Le premier grief des recourants tient au nombre de

logements prévus qui serait trop élevé par rapport au nombre maximum autorisé

sur une parcelle par le règlement. Cette question est liée à leur deuxième

grief, à savoir le caractère - villa contiguë ou bâtiment unique - du projet.

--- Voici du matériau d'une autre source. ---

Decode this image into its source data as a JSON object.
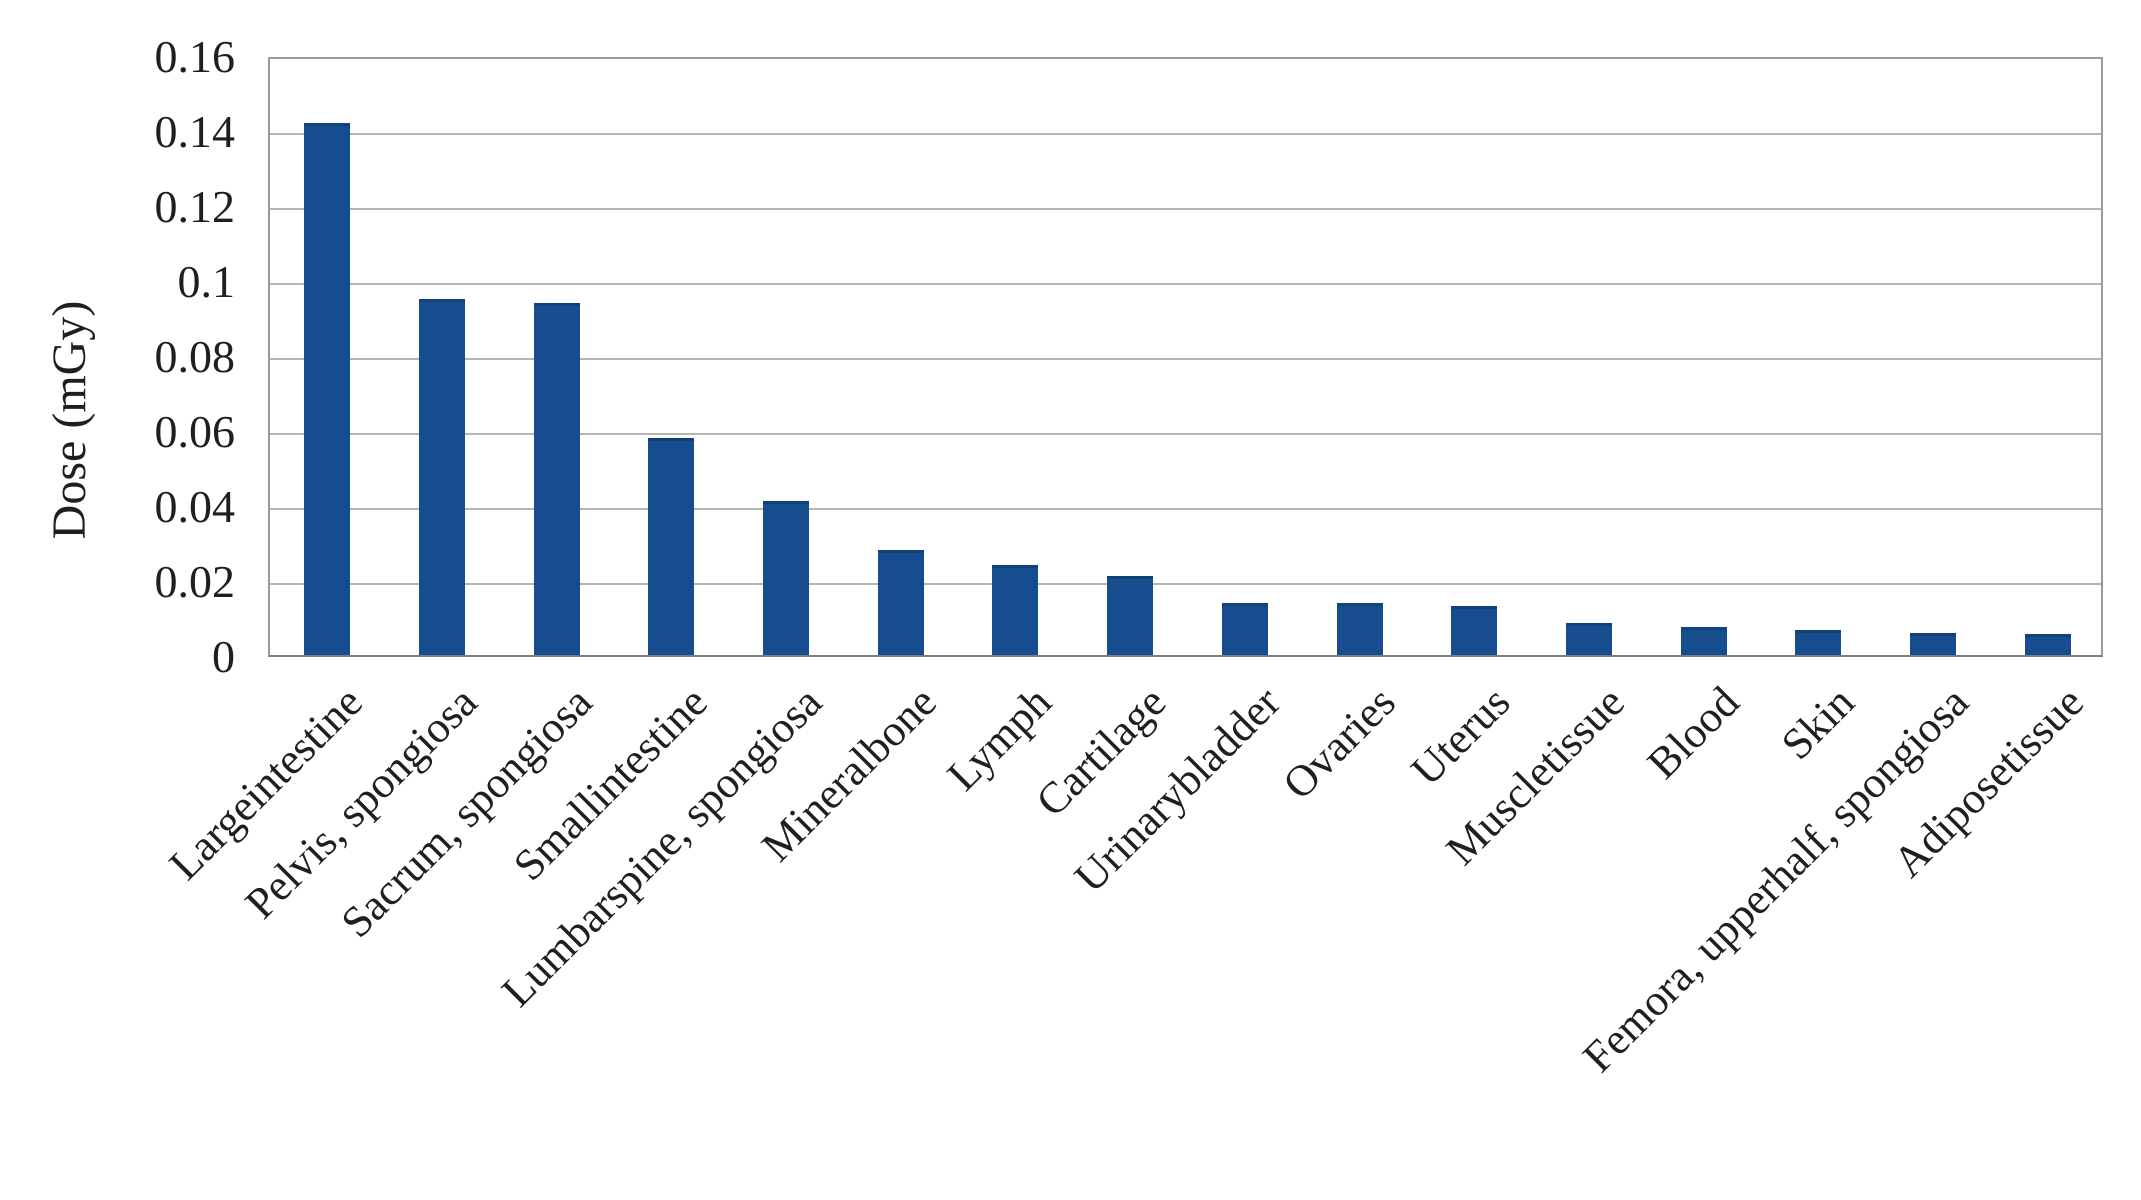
{
  "chart_data": {
    "type": "bar",
    "title": "",
    "xlabel": "",
    "ylabel": "Dose (mGy)",
    "categories": [
      "Largeintestine",
      "Pelvis, spongiosa",
      "Sacrum, spongiosa",
      "Smallintestine",
      "Lumbarspine, spongiosa",
      "Mineralbone",
      "Lymph",
      "Cartilage",
      "Urinarybladder",
      "Ovaries",
      "Uterus",
      "Muscletissue",
      "Blood",
      "Skin",
      "Femora, upperhalf, spongiosa",
      "Adiposetissue"
    ],
    "values": [
      0.142,
      0.095,
      0.094,
      0.058,
      0.041,
      0.028,
      0.024,
      0.021,
      0.014,
      0.0138,
      0.013,
      0.0085,
      0.0075,
      0.0066,
      0.006,
      0.0055
    ],
    "ylim": [
      0,
      0.16
    ],
    "ytick_values": [
      0,
      0.02,
      0.04,
      0.06,
      0.08,
      0.1,
      0.12,
      0.14,
      0.16
    ],
    "ytick_labels": [
      "0",
      "0.02",
      "0.04",
      "0.06",
      "0.08",
      "0.1",
      "0.12",
      "0.14",
      "0.16"
    ],
    "grid": true,
    "legend_position": "none",
    "x_label_rotation_deg": 45,
    "bar_color": "#164D8F",
    "gridline_color": "#b5b5b5",
    "axis_color": "#9a9a9a",
    "baseline_color": "#7d7d7d",
    "text_color": "#1f1f1f",
    "background_color": "#ffffff"
  }
}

a) Le règlement communal sur les constructions et

l'aménagement du territoire a été approuvé par le Conseil d'Etat du canton de

Vaud le 4 juillet 1984. Ses dispositions relatives à la zone de villas ont été

modifiées en 1996 (art. 8, 11 et 17 RCAT). L'art. 8 RCAT prévoit que cette zone

est destinée aux villas ou maisons familiales, celles-ci comptant au plus trois

logements superposés et/ou juxtaposés; l'art. 11 RCAT précise que toute

construction est interdite sur une parcelle n'ayant pas une superficie de 1000

m2 au minimum à raison de 3 logements au maximum par parcelle (dans leur

ancienne teneur, les art. 8 et 11 RCAT limitaient le nombre de logements à 2).

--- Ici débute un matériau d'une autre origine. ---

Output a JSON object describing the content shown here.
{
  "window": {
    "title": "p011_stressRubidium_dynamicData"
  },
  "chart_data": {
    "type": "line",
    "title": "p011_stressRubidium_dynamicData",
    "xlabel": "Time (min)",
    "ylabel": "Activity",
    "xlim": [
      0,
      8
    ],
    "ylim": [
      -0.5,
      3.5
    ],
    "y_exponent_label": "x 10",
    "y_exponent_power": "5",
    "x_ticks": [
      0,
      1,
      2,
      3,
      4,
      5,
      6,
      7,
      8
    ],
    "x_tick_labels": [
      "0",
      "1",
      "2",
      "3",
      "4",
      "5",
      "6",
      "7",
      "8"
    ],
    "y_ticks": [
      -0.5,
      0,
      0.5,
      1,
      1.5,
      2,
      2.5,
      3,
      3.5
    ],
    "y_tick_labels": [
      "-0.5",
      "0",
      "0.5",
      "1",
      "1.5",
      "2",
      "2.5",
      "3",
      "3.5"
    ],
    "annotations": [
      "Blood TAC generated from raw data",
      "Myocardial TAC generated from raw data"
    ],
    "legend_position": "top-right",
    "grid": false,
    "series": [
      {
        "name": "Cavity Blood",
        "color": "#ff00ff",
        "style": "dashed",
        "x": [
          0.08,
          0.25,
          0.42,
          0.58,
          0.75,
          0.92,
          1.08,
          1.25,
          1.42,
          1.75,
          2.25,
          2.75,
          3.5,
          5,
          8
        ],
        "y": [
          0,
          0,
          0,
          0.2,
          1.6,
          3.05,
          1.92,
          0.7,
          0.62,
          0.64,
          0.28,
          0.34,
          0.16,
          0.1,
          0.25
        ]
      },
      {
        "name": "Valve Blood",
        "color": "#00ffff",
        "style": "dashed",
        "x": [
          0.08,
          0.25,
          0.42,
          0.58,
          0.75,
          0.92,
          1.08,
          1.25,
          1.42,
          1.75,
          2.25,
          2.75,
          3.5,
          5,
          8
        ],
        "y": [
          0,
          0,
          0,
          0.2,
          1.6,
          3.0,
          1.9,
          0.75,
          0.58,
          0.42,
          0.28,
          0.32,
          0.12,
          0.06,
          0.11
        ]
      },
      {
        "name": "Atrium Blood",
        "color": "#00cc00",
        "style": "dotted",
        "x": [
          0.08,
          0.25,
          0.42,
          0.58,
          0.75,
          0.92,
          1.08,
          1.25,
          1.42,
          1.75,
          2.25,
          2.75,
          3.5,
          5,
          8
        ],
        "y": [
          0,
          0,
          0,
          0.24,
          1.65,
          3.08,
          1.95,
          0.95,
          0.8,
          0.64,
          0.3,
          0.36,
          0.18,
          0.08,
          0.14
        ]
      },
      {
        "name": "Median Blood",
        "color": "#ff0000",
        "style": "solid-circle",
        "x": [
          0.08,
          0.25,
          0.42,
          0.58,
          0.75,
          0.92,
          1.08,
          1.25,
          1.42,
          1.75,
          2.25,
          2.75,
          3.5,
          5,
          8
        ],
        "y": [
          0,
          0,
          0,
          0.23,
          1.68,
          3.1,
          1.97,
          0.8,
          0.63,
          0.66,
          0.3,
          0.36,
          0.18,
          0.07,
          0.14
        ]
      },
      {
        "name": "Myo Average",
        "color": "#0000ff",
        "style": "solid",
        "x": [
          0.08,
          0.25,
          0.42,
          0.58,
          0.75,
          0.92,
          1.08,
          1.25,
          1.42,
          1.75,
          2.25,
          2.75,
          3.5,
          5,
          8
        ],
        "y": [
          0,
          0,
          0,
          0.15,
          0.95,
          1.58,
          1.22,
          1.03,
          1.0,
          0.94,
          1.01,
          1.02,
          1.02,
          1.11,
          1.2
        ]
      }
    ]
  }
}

L'art. 17 al. 1 RCAT dispose que la construction de villas contiguës est

autorisée à raison de deux bâtiments accolés au maximum, le nombre de logements

total étant limité à six; à son alinéa 3 in fine, il indique que "la

surface additionnée des parcelles contiguës sera déterminante pour

l'application des art. 11 et 12"; à son alinéa 4, il prescrit que

chaque unité devra être décrochée en plan de 1 m au moins par rapport à la

voisine. L'art. 12 auquel renvoie l'art. 17 al. 3 in fine traite de l'indice

d'occupation du sol (cf. consid. 3 infra).

b)

Dans sa jurisprudence, le Tribunal administratif a défini les critères servant

à distinguer la présence d'un seul bâtiment de celle de plusieurs bâtiments

juxtaposés assimilés à des villas jumelées ou mitoyennes. Il s'agit de la

destination respective des constructions en cause et de leur liaison

fonctionnelle avec les éventuels locaux communs, de leurs dimensions, de la

surface de plancher respective de chaque construction, de la conception

architecturale et des matériaux des revêtements extérieurs, de l'apparence

extérieure, en particulier de l'impression donnée à un observateur, ainsi que

des objectifs de la planification cantonale, régionale et communale dans le

domaine concerné. Ces critères sont appliqués en fonction des caractéristiques

propres de chaque cas particulier en tenant compte de l'ensemble des

circonstances pour déterminer si le constructeur tente de détourner les buts

des règles caractérisant l'ordre non contigu. Le critère de l'apparence

extérieure ne conserve une importance prépondérante que dans les cas où la

réglementation communale traite expressément des villas jumelles qui, par

définition, doivent être semblables (v.

notamment AC.2005.0041 du 8 juillet 2005 consid. 1; AC.2001.0021 du 19 octobre

2001.

consid. 2c; AC.1996.0173 du 30 janvier 1997 consid. 2c). En appliquant ces

critères, le Tribunal administratif a jugé qu'un projet de quatre villas

identiques accolées, bénéficiant chacune de son propre accès, de son garage et

de locaux de service indépendants, n'était pas conforme à une réglementation

communale n'autorisant la construction que de deux bâtiments accolés; le projet

présentait toutes les caractéristiques d'une contiguïté de fait de quatre

bâtiments accolés (RDAF 1996 p. 100). En revanche, un projet de trois logements

distincts juxtaposés, séparés les uns des autres par des murs sans ouverture

depuis le sous-sol jusqu'aux combles, présentait les caractéristiques d'une

seule construction, car il comportait des locaux communs au sous-sol (abri PC)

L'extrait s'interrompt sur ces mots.